“Life was all amazing with a long hanging bag on my back, rubber shoes my feet and a catapult in my hand. Grazing hundred goats along with my uncles over the hilly mountains and pastures during the day and sitting next to my father at night and learning the basic calculations from him in the dim light of the lantern and sometimes in the hardly found candle light, were the most joyful and exciting activities of my childhood. Living in a joint family of three dozen people and beating everyone in the arithmetic questions in the dining room was a daily routine. My most respectable and ideal, but illiterate parents were highly enthusiastic to literate me. They enrolled me in a private school in my village and I remained unbeaten throughout the six years in that village school.
The story changes. My father gets admitted at Aga Khan Hospital, Karachi and remains admitted for half of the year. Meanwhile, my mother tells me the story of my five elder brothers who lost their lives one after another reaching the age of playing football and grazing their goats in the pastures of the village. Crisis hits my family and I am getting my 6th class education at my home. The boy who was just acquainted with the English education, changes his route to a government school which was supposed to be of a low standard at that time.
Seeing boys going to English schools and speaking English was inspiring me to the heights of the Himalayas. I was all confident to join these schools, but the financial constraints were keeping me silent. Off the door, I was dreaming myself to be the part of these prestigious institutions one day, but stopped to dream when once again my father got admitted in the most expensive hospital of the country and spent a whole autumn there. The family went into another phase of severe crisis.

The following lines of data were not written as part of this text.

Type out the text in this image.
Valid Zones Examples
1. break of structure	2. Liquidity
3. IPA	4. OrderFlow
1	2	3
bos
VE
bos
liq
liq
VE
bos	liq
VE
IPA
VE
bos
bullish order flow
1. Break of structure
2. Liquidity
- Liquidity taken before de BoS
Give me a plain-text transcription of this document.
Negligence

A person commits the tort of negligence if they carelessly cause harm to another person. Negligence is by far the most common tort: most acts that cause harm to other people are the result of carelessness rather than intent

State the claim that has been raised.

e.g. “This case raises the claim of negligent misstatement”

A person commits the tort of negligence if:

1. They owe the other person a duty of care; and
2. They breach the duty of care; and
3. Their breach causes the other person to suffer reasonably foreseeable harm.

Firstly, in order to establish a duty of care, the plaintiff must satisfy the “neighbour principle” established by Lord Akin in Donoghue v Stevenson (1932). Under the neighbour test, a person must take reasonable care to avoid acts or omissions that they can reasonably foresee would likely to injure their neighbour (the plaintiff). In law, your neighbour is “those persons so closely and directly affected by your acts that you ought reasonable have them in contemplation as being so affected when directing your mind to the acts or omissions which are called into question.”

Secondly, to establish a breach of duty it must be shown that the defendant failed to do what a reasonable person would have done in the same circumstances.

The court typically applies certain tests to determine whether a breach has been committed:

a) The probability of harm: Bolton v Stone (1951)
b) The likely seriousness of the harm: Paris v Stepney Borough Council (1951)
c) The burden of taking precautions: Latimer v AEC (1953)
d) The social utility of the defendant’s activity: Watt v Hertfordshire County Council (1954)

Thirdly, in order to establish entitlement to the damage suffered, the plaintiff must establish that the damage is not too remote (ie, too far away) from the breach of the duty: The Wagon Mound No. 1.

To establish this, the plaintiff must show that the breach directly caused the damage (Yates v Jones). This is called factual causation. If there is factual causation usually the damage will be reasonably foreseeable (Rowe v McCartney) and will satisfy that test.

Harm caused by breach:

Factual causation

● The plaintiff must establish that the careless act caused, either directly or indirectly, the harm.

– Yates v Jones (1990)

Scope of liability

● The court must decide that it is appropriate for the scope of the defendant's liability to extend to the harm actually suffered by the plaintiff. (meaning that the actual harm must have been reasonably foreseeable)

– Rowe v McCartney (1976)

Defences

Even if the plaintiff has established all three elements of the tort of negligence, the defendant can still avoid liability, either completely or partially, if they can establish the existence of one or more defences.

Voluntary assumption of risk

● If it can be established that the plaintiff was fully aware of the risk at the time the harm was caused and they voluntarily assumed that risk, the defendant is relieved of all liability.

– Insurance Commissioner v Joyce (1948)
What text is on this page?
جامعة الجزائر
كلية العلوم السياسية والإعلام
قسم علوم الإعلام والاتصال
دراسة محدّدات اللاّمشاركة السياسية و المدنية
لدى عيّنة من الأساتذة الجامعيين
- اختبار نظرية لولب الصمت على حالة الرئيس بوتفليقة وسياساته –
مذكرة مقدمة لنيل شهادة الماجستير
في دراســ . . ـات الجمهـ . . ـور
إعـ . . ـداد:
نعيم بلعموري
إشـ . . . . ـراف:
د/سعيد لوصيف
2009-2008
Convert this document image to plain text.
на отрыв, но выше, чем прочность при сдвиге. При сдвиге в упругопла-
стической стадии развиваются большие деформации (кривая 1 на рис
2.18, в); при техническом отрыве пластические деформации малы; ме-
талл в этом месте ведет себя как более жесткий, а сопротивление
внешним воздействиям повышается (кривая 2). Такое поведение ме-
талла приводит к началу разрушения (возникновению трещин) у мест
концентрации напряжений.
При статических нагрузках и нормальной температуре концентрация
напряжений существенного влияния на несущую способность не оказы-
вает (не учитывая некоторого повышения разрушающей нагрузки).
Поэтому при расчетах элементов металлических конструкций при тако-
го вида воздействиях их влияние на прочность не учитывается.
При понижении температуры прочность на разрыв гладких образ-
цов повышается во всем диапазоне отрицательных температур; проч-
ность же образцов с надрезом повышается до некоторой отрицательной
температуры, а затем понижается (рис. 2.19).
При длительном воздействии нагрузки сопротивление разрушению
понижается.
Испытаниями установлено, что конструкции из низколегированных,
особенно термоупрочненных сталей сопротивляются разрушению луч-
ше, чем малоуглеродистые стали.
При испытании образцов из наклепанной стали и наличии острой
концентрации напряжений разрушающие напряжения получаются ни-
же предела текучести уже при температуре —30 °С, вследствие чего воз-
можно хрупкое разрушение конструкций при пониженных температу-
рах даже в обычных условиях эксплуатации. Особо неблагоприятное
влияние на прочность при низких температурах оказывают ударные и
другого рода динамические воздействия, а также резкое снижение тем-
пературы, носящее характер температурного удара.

I was in a manic depression about the quality of education that I was getting from the school. I shared my strong will to get a quality education with my cousin and he became a source of hope for me and migrated me from the village to the city. Government Boys High School No.2 Jutial Gilgit became my next destination. The school was all good for sunbath in the freezing winter and discussing the most favorite reliogi-o-political circumstances of the city with the teachers. A real miracle happened when I stood first in the whole district in grade eight exams and also qualified the admission test of the most dreaming institute [Aga Khan Higher Secondary School, Gilgit] of the entire region. That was the life changing point of my life.
I had just vigorously started my pre-secondary education at Aga Khan Higher Secondary School, Gilgit, my father – my real mentor, my source of inspiration and, on top of everything else, my reason to accomplish something big in life – took his last breath in front of my eyes and departed from this world, leaving me all alone behind to face the bitter challenges of life and to bring out the family from the decades long suffering and crisis. This was the most difficult phase of my life, but the last words of my father about my education were the guiding stars and encouraging tools for me to continue my education at any cost.”